Manchester City’s recent signing, Sergio Augero, made an unusual claim in his first Premier League interview.  He called himself “the Che Guevara of modern soccer.” The striker was reflecting on his skills on the pitch, not an ambition to gather a paramilitary band of League Two bench-warmers to wage the people’s war on Mr. Cameron and his hopey-changey sidekick.  That’s probably a wise choice from a strictly tactical standpoint.  Augero recently denied making the comments to the Sun, anyway. Given the state of British journalism, the denial sounds reasonable, but it did get me thinking about how apolitical sport in the neoliberal age has become.  What else could Augero have possibly meant? Barney Ronay beat me to the punch in a 2007 piece:

Historically, football’s politics, such as they are, have tended to loiter on the left wing. The majority of Premiership clubs have their roots in either a local church or a local pub. For 100 years these clubs existed as an extension of their local community, a living riposte – albeit an occasionally violent and shambolically administered one — to the Thatcherite notion that there is no such thing as society.

The EPL, in particular, use to play host to charismatic socialists like Brain Clough, a militant in the anti-fascist movement, supporter of the miners’ strike, and author of Jacobin-approved pronouncements like, “For me, socialism comes from the heart. I don’t see why certain sections of the community should have the franchise on champagne and big houses.”

What happened?  Blame neoliberalism, or more precisely capitalism’s natural tendency to sweep away the old “with their train of ancient and venerable prejudices and opinions.” More money flooded into the game, big TV contracts, and sponsorship deals and, most importantly, the league was internationalized in ways that would have been inconceivable to its founders.  Allegiance to a club became less rooted in community, less a birthright one couldn’t shake off, and more a display of brand preference.  Coke or Pepsi? Arsenal or United?

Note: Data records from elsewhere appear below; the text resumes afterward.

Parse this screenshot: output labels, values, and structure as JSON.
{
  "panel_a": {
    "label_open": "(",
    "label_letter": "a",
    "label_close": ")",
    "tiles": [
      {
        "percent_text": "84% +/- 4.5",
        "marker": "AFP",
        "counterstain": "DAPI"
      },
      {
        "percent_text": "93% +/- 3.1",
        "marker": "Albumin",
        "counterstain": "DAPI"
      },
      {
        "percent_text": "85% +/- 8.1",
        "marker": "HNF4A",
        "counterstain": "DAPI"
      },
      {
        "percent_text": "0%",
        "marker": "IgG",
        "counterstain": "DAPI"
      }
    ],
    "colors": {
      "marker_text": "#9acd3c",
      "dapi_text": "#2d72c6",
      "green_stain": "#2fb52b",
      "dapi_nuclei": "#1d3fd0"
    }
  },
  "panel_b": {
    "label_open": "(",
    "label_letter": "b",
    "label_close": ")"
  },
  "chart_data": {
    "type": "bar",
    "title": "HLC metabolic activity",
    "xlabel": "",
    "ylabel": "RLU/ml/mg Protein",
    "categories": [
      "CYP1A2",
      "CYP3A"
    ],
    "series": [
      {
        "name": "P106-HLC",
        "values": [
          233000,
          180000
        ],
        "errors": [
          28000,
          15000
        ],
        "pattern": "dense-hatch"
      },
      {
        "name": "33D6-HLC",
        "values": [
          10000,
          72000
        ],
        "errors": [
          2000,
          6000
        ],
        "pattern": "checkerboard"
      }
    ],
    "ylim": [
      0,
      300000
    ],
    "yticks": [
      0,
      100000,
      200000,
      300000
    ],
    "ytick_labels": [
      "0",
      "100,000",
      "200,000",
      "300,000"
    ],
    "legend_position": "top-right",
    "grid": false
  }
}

There’s been a backlash.  I’ll focus on Man. City, since they’ve been my brand of choice since the Claudio Reyna days.  After Sheikh Mansour’s Abu Dhabi Group bought the team from Thai populist Thaksin Shinawatra, they went on a spending spree that re-altered the entire international football transfer market.  There were critiques of the amount of money in the game and its effects on small clubs, not too different from the criticisms of the Yankees and calls for a baseball salary cap we hear here in the States, but there were other murmurs, as well. Many commentators warned of a takeover of “English” football by foreigners.  Others responded to City’s manager Mark Hughes’ replacement by Italian Roberto Mancini in similar terms.  (Worse of all are the dubious comparisons between effeminate “European” flopping and the honorable, gentlemanly form of British soccer.)

English cries of “imperialism” should rightly be mocked, but something more significant is at play.  How should the Left relate to community and criticisms of neoliberalism rooted in parochial discourses?  There seems to be two stances on offer from radicals: embrace the general spirit of such talk, though not its bigoted language, by positioning ourselves as breaks on a destructive (yet undeniably dynamic) global capitalism.  Like William F. Buckley, “[Standing] athwart history, yelling Stop, at a time when no one is inclined to do so . . .”

This is in stark contrast to a more orthodox Marxist perspective that sees increased economic concentration, the agony of the petit-bourgeoisie, the internationalization of capital and the division of labor, and the erosion of traditional social and cultural bonds, as historically progressive.  Isn’t demystifying the national heritage of an advanced capitalist country, even if it means setbacks for left-nationalists in the short-term, a historically progressive act?

The goal is clear — a confident, transnational movement ready to offer humanity a more democratic form of modernity.  Of course, this simple pronouncement skirts over the question of collective agency in this new climate and how left politics in the core can reconstruct itself after neoliberalism. I’m afraid, it leaves more questions than answers.